週明け13日の日本市場も米国株次第ですが、中国製品への制裁関税引き上げと言う悪材料も出尽くしとなり、日経平均も一旦反発局面を迎えるのは近いと言う感じです。連休明けから既に1000円ほど下げていますので来週は一旦リバウンドの局面を探ると言う動きが出て来ると思います。

 

 

【投資アドバイス】

今日は買戻しが先行する展開で前場には日経平均も一時21584円まで上昇。しかし制裁関税25%への引き上げが濃厚となると先物主導で売りが強まり後場には一時21175円まで下げ幅を拡大。しかし制裁関税は25%に引き上げられるものの、実際に適用されるまでには数週間の猶予が有り、加えて米中協議も継続されるとの事で、過度な悲観は強まらず。一時は21175円まで下げ幅を広げた日経平均も14時過ぎからは上昇に転じて下げ幅を縮小、今日は多少上下に振れたものの、終って見れば制裁関税引き上げと言う悪材料も一旦出尽くしと言う感じ。これまでは制裁関税が10%から25%に引き上げられるのか?と言う事に、株式市場の注目も集まっていましたが、日経平均は連休明けから既に1000円ほど下げており、実際に25%への引き上げが決定して、一旦悪材料も出尽くしたと言う感じです。今後は米中貿易協議も継続されますので、中国の譲歩次第では関税が元に戻される可能性も有ります。又は、今は関税が課せられていない3250億ドル相当の中国製品にも25%の関税が課せられると言う最悪の事態も有り得ます。中国も米国製品に対する報復措置を打ち出すと思いますが、輸入している総量では圧倒的に米国側の輸入が多く、中国が報復出来る分野には限界も有ります。又、足元の景気情勢を見ても、ざっくりと言えば米国経済は好調と言う状態ですので、今回の追加関税引き上げの悪影響も限定的です。中国製品を買わずに他の国から買うと言う選択肢も有る訳で、冷静に考えれば米国はさほど困らないと言う一面も有ります。逆に中国は景気の悪化を景気対策で何とかしのいでいると言う状況で有り、米国向けの大量の輸出品を直ぐに米国以外に振り返ると言う事は不可能です。
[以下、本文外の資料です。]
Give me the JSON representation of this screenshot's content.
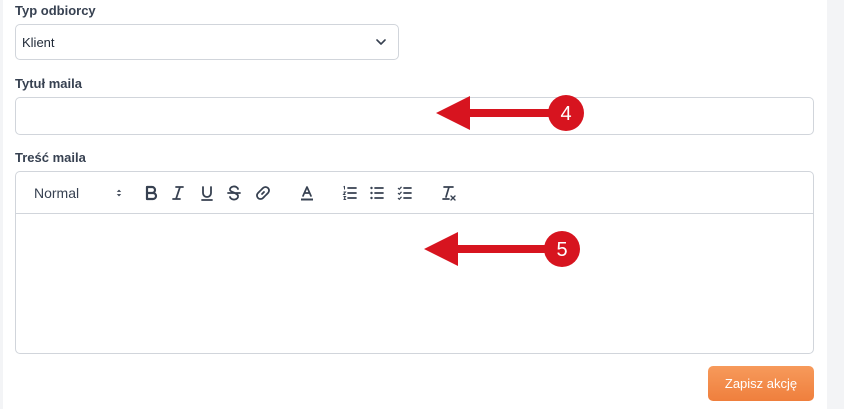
{
  "form": {
    "recipient_type_label": "Typ odbiorcy",
    "recipient_type_value": "Klient",
    "email_title_label": "Tytuł maila",
    "email_title_value": "",
    "email_body_label": "Treść maila",
    "toolbar": {
      "heading_value": "Normal",
      "icons": [
        "bold-icon",
        "italic-icon",
        "underline-icon",
        "strikethrough-icon",
        "link-icon",
        "text-color-icon",
        "ordered-list-icon",
        "bullet-list-icon",
        "check-list-icon",
        "clear-format-icon"
      ]
    },
    "save_label": "Zapisz akcję"
  },
  "annotations": {
    "arrow_4_label": "4",
    "arrow_5_label": "5",
    "color": "#d7141f"
  },
  "colors": {
    "accent": "#f08a4b",
    "border": "#d1d5db",
    "background": "#f3f4f6"
  }
}
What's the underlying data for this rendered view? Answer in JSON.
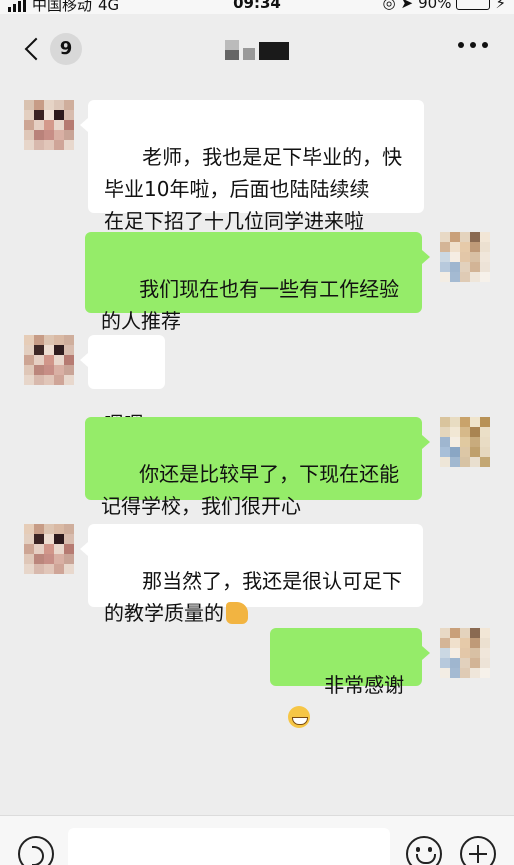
{
  "status_bar": {
    "carrier": "中国移动",
    "network": "4G",
    "time": "09:34",
    "battery": "90%",
    "battery_level": 0.9
  },
  "nav": {
    "back_icon": "chevron-left-icon",
    "unread_count": "9",
    "more_icon": "more-icon"
  },
  "messages": [
    {
      "side": "in",
      "text": "老师，我也是足下毕业的，快\n毕业10年啦，后面也陆陆续续\n在足下招了十几位同学进来啦"
    },
    {
      "side": "out",
      "text": "我们现在也有一些有工作经验\n的人推荐"
    },
    {
      "side": "in",
      "text": "嗯嗯"
    },
    {
      "side": "out",
      "text": "你还是比较早了，下现在还能\n记得学校，我们很开心"
    },
    {
      "side": "in",
      "text": "那当然了，我还是很认可足下\n的教学质量的",
      "emoji": "thumbs-up-icon"
    },
    {
      "side": "out",
      "text": "非常感谢",
      "emoji": "grin-icon"
    }
  ],
  "input_bar": {
    "voice_icon": "voice-icon",
    "input_value": "",
    "emoji_icon": "emoji-icon",
    "plus_icon": "plus-icon"
  },
  "colors": {
    "background": "#ededed",
    "bubble_out": "#95ec69",
    "bubble_in": "#ffffff"
  }
}
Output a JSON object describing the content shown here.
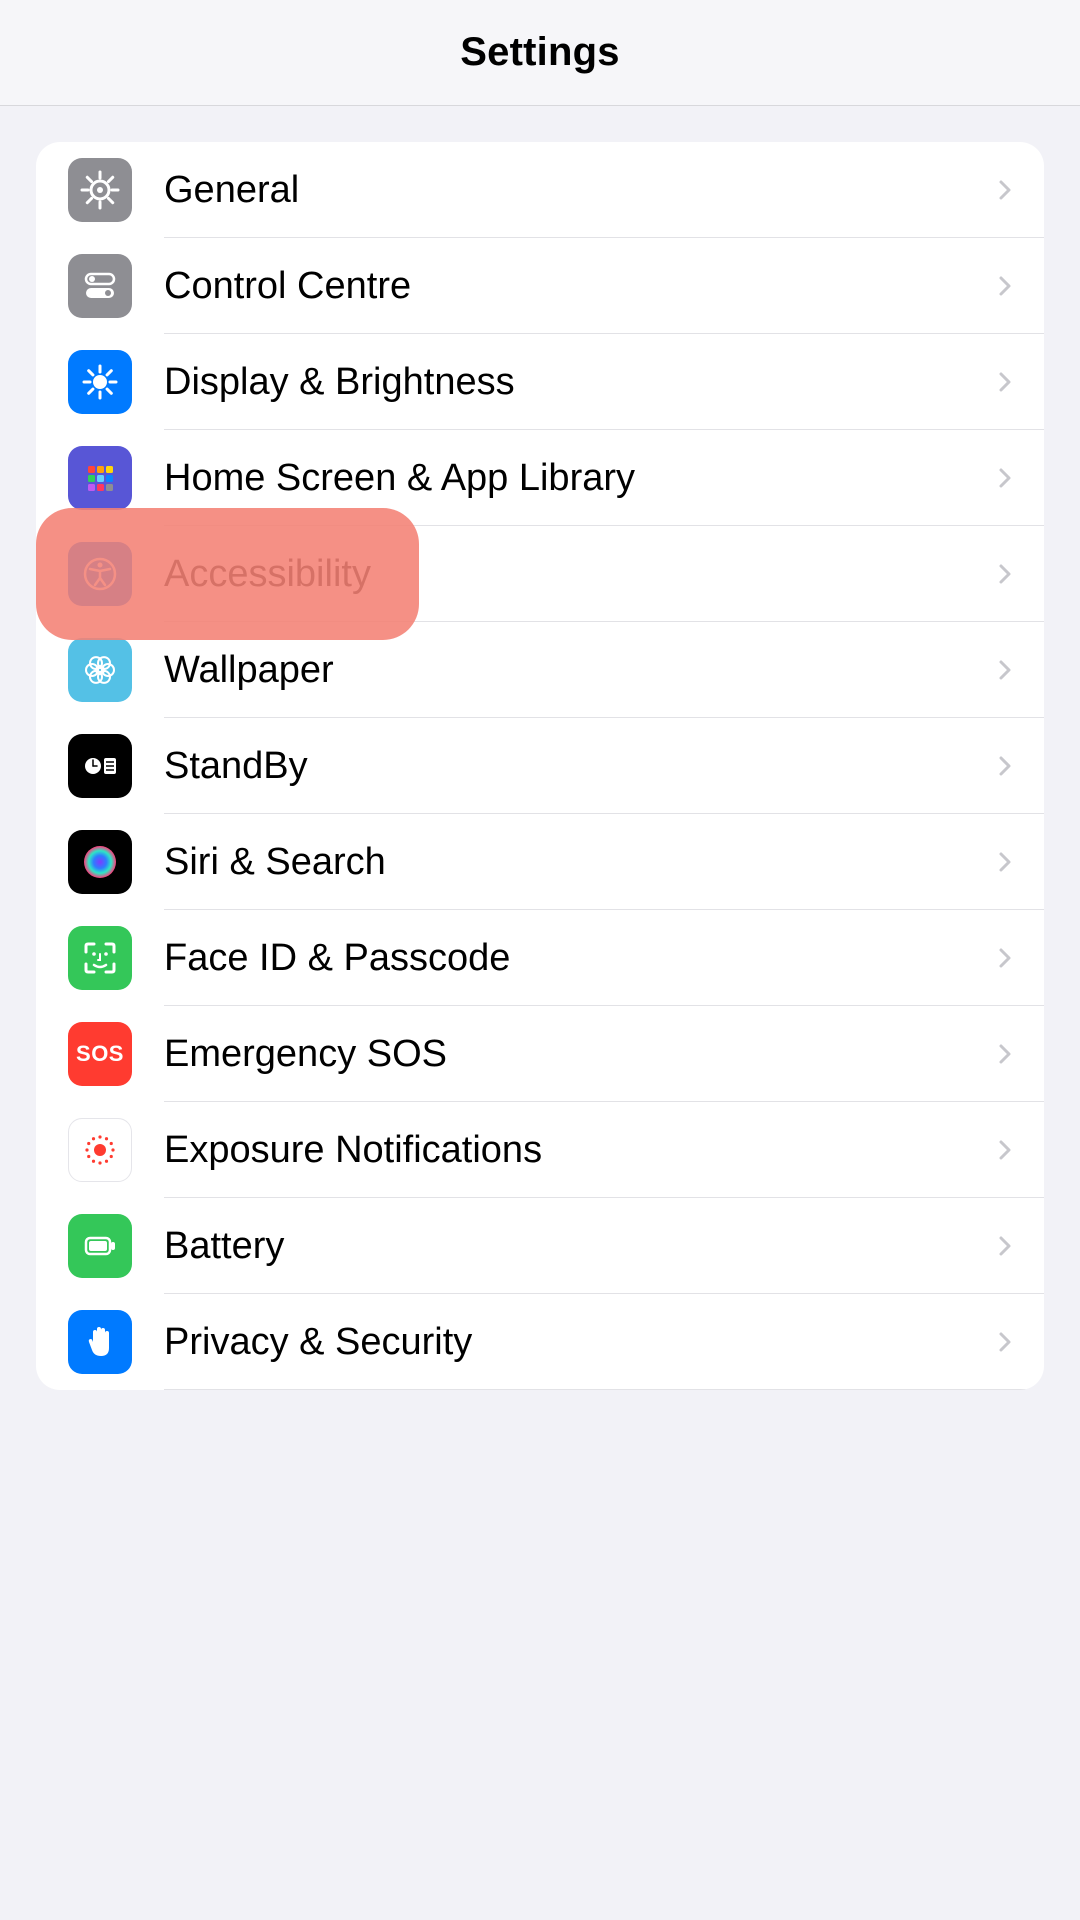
{
  "header": {
    "title": "Settings"
  },
  "rows": [
    {
      "id": "general",
      "label": "General",
      "icon": "gear",
      "bg": "bg-grey"
    },
    {
      "id": "control-centre",
      "label": "Control Centre",
      "icon": "toggles",
      "bg": "bg-grey"
    },
    {
      "id": "display-brightness",
      "label": "Display & Brightness",
      "icon": "sun",
      "bg": "bg-blue"
    },
    {
      "id": "home-screen",
      "label": "Home Screen & App Library",
      "icon": "app-grid",
      "bg": "bg-indigo"
    },
    {
      "id": "accessibility",
      "label": "Accessibility",
      "icon": "accessibility",
      "bg": "bg-blue"
    },
    {
      "id": "wallpaper",
      "label": "Wallpaper",
      "icon": "flower",
      "bg": "bg-teal"
    },
    {
      "id": "standby",
      "label": "StandBy",
      "icon": "standby",
      "bg": "bg-black"
    },
    {
      "id": "siri-search",
      "label": "Siri & Search",
      "icon": "siri",
      "bg": "bg-black"
    },
    {
      "id": "faceid-passcode",
      "label": "Face ID & Passcode",
      "icon": "faceid",
      "bg": "bg-green"
    },
    {
      "id": "emergency-sos",
      "label": "Emergency SOS",
      "icon": "sos",
      "bg": "bg-red"
    },
    {
      "id": "exposure-notif",
      "label": "Exposure Notifications",
      "icon": "exposure",
      "bg": "bg-white"
    },
    {
      "id": "battery",
      "label": "Battery",
      "icon": "battery",
      "bg": "bg-green"
    },
    {
      "id": "privacy-security",
      "label": "Privacy & Security",
      "icon": "hand",
      "bg": "bg-blue"
    }
  ],
  "highlight": {
    "row_id": "accessibility"
  },
  "icons": {
    "sos_text": "SOS"
  }
}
ざっくりと言えば、米国向けの輸出が急減すれば中国内の景気は一段と悪化し、習近平政権への批判が高まりかねません。今回の2000億ドル相当の中国製品への関税引き上げだけでも厳しい中で、更に3250億ドル相当の中国製品にも25%の関税が課せられると事になればその悪影響は計りかねません。中国の景気が一段と悪化すればそれなりに世界経済、ひいては日本経済にも悪影響は避けられませんが、中国も経済の悪化をただ見ているだけと言う事にはなりません。当然新たな景気対策が打ち出されて国内景気の下支えに注力する事になりますので、世界経済への悪影響のそれなりに緩和されると思いますが、米国との対立が続く限りは中国経済の再浮上も望めません。最も負担や被害が少ない解決策は米中協議で合意する事です、最終的には米中貿易協議も合意する事にはなると思いますが、現状では少し時間が掛かりそうな感じがします。今日の株式市場の反応を見る限り、米中交渉が若干長引いても過度に悲観する必要は無いと思います。悪材料も一旦織り込んでしまえば、その先には米中合意期待を織り込む展開が始まります。現時点ではまだ先行きへの不透明感が有りますが、行き過ぎた安値が有れば拾いつつ、相場環境の好転を待つと言う投資ならリスクの少ない投資になると思います。来週はその様な発想で徐々に買い出動を考えて行きたいと思います。